Most businesses have energy needs. Some are heavy users and energy security has become such a priority (especially in the tech sector) that independent power generation (and the resultant need for fuel storage) has become a part of their infrastructure. As a recent Environment Agency prosecution has shown in the Ipswich Magistrates Court, any leak or discharge of contaminant into the environment (in that case the River Orwell) can have significant financial implications for the company responsible.
The court was told that an oil separator tank was overwhelmed by heavy rain, and the resulting spillage entered the river through the storm sewers. Workers had checked the unit the night before, but an alarm had been disconnected. There were some mitigating circumstances, (exceptional weather and that speed of the clean up operation), but, imposing a fine of £30,000 and £6,600 in costs, the court found that there had been significant damage to the area and wildlife. Notably, a swan was killed and 11 others poisoned.
It would not have been possible to insure against the risk of being prosecuted – criminal fines and associated costs are typically excluded even from specific environmental insurance policies. However the clean-up operation itself, driven by the need to comply with the Environment Agency’s order to effect clean up works was a much more significant liability (£169,000). These compliance costs not to be treated as “damages” (Bartoline v RSA – 2006), and would not therefore be covered by a standard public liability policy.

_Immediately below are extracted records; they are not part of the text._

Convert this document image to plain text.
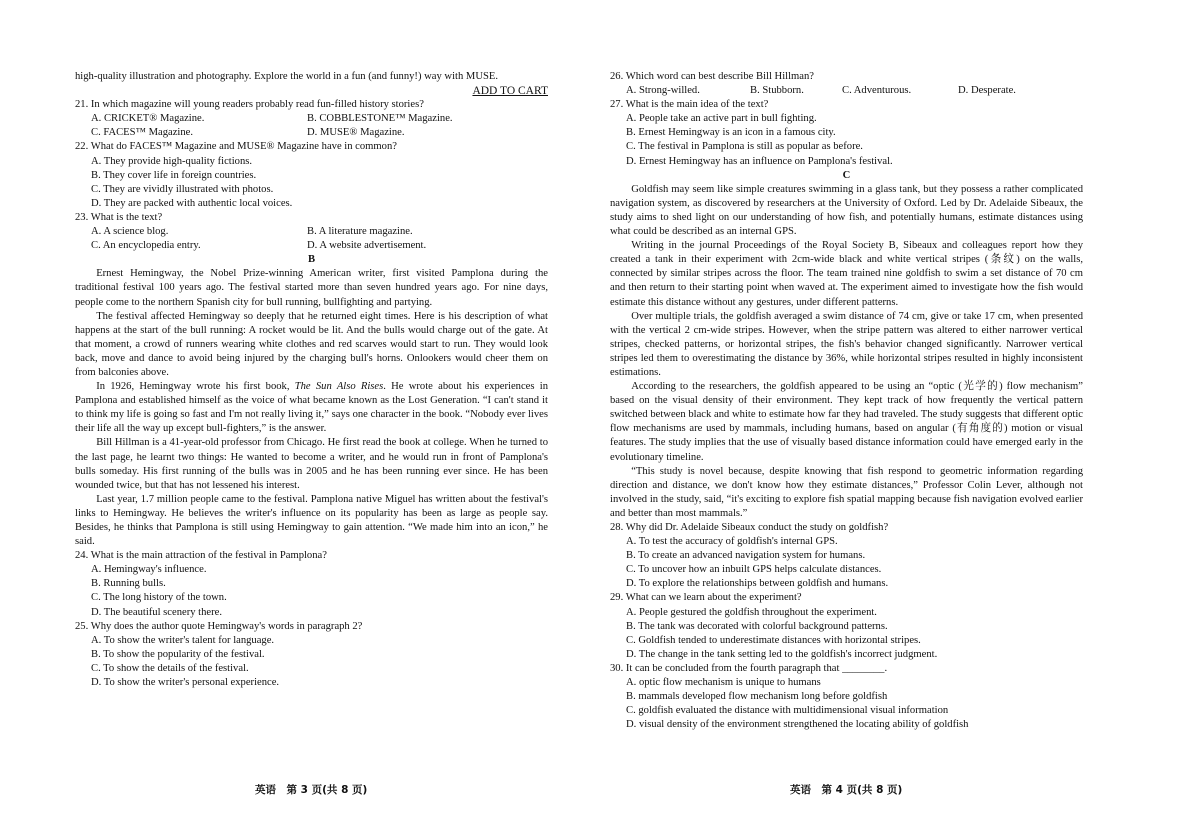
high-quality illustration and photography. Explore the world in a fun (and funny!) way with MUSE.

ADD TO CART

21. In which magazine will young readers probably read fun-filled history stories?

A. CRICKET® Magazine.	B. COBBLESTONE™ Magazine.
C. FACES™ Magazine.	D. MUSE® Magazine.

22. What do FACES™ Magazine and MUSE® Magazine have in common?

A. They provide high-quality fictions.

B. They cover life in foreign countries.

C. They are vividly illustrated with photos.

D. They are packed with authentic local voices.

23. What is the text?

A. A science blog.	B. A literature magazine.
C. An encyclopedia entry.	D. A website advertisement.

B

Ernest Hemingway, the Nobel Prize-winning American writer, first visited Pamplona during the traditional festival 100 years ago. The festival started more than seven hundred years ago. For nine days, people come to the northern Spanish city for bull running, bullfighting and partying.

The festival affected Hemingway so deeply that he returned eight times. Here is his description of what happens at the start of the bull running: A rocket would be lit. And the bulls would charge out of the gate. At that moment, a crowd of runners wearing white clothes and red scarves would start to run. They would look back, move and dance to avoid being injured by the charging bull's horns. Onlookers would cheer them on from balconies above.

In 1926, Hemingway wrote his first book, The Sun Also Rises. He wrote about his experiences in Pamplona and established himself as the voice of what became known as the Lost Generation. “I can't stand it to think my life is going so fast and I'm not really living it,” says one character in the book. “Nobody ever lives their life all the way up except bull-fighters,” is the answer.

Bill Hillman is a 41-year-old professor from Chicago. He first read the book at college. When he turned to the last page, he learnt two things: He wanted to become a writer, and he would run in front of Pamplona's bulls someday. His first running of the bulls was in 2005 and he has been running ever since. He has been wounded twice, but that has not lessened his interest.

Last year, 1.7 million people came to the festival. Pamplona native Miguel has written about the festival's links to Hemingway. He believes the writer's influence on its popularity has been as large as people say. Besides, he thinks that Pamplona is still using Hemingway to gain attention. “We made him into an icon,” he said.

24. What is the main attraction of the festival in Pamplona?

A. Hemingway's influence.

B. Running bulls.

C. The long history of the town.

D. The beautiful scenery there.

25. Why does the author quote Hemingway's words in paragraph 2?

A. To show the writer's talent for language.

B. To show the popularity of the festival.

C. To show the details of the festival.

D. To show the writer's personal experience.

26. Which word can best describe Bill Hillman?

A. Strong-willed.	B. Stubborn.	C. Adventurous.	D. Desperate.

27. What is the main idea of the text?

A. People take an active part in bull fighting.

B. Ernest Hemingway is an icon in a famous city.

C. The festival in Pamplona is still as popular as before.

D. Ernest Hemingway has an influence on Pamplona's festival.

C

Goldfish may seem like simple creatures swimming in a glass tank, but they possess a rather complicated navigation system, as discovered by researchers at the University of Oxford. Led by Dr. Adelaide Sibeaux, the study aims to shed light on our understanding of how fish, and potentially humans, estimate distances using what could be described as an internal GPS.

Writing in the journal Proceedings of the Royal Society B, Sibeaux and colleagues report how they created a tank in their experiment with 2cm-wide black and white vertical stripes (条纹) on the walls, connected by similar stripes across the floor. The team trained nine goldfish to swim a set distance of 70 cm and then return to their starting point when waved at. The experiment aimed to investigate how the fish would estimate this distance without any gestures, under different patterns.

Over multiple trials, the goldfish averaged a swim distance of 74 cm, give or take 17 cm, when presented with the vertical 2 cm-wide stripes. However, when the stripe pattern was altered to either narrower vertical stripes, checked patterns, or horizontal stripes, the fish's behavior changed significantly. Narrower vertical stripes led them to overestimating the distance by 36%, while horizontal stripes resulted in highly inconsistent estimations.

According to the researchers, the goldfish appeared to be using an “optic (光学的) flow mechanism” based on the visual density of their environment. They kept track of how frequently the vertical pattern switched between black and white to estimate how far they had traveled. The study suggests that different optic flow mechanisms are used by mammals, including humans, based on angular (有角度的) motion or visual features. The study implies that the use of visually based distance information could have emerged early in the evolutionary timeline.

“This study is novel because, despite knowing that fish respond to geometric information regarding direction and distance, we don't know how they estimate distances,” Professor Colin Lever, although not involved in the study, said, “it's exciting to explore fish spatial mapping because fish navigation evolved earlier and better than most mammals.”

28. Why did Dr. Adelaide Sibeaux conduct the study on goldfish?

A. To test the accuracy of goldfish's internal GPS.

B. To create an advanced navigation system for humans.

C. To uncover how an inbuilt GPS helps calculate distances.

D. To explore the relationships between goldfish and humans.

29. What can we learn about the experiment?

A. People gestured the goldfish throughout the experiment.

B. The tank was decorated with colorful background patterns.

C. Goldfish tended to underestimate distances with horizontal stripes.

D. The change in the tank setting led to the goldfish's incorrect judgment.

30. It can be concluded from the fourth paragraph that ________.

A. optic flow mechanism is unique to humans

B. mammals developed flow mechanism long before goldfish

C. goldfish evaluated the distance with multidimensional visual information

D. visual density of the environment strengthened the locating ability of goldfish

英语　第 3 页(共 8 页)	英语　第 4 页(共 8 页)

The EU Environmental Liability Directive 2004/35/EC of the European Parliament and of the Council of 21 April 2004 introduced the “polluter pays” principle and did that with a “strict liability” footing; there is no obligation on the Environment Agency to prove fault. An unsuspecting landowner can be required to undertake those remedial works (or pay for them to be done) even where the pollution was caused by a preceding landowner.
Businesses should be aware of the potential cost of dealing with spillage of oil, solvents or other environmentally hazardous material, above and beyond any fines or costs orders that might flow from a related prosecution.
Standard commercial property insurance policies, would commonly exclude such risks. As also would professional negligence liability cover, and Directors & Officers Omissions (D&O) cover. Typically, losses for regulatory liability, (cost of clean up) and tort liability, (civil claims for losses), would only be covered if a special extension to a policy had been negotiated with insurers. Alternatively if a special environmental risks policy had been purchased.
Fulfilling its role as the “Global Facilitator” the insurance market has responded to that need in typically pragmatic fashion through the provision of Environmental Risk policies covering the cost of the regulatory requirement for clean-up. Businesses organisations and individuals storing (in particular) oil on their premises may want to make that provision a key component at their next broker lead review meeting.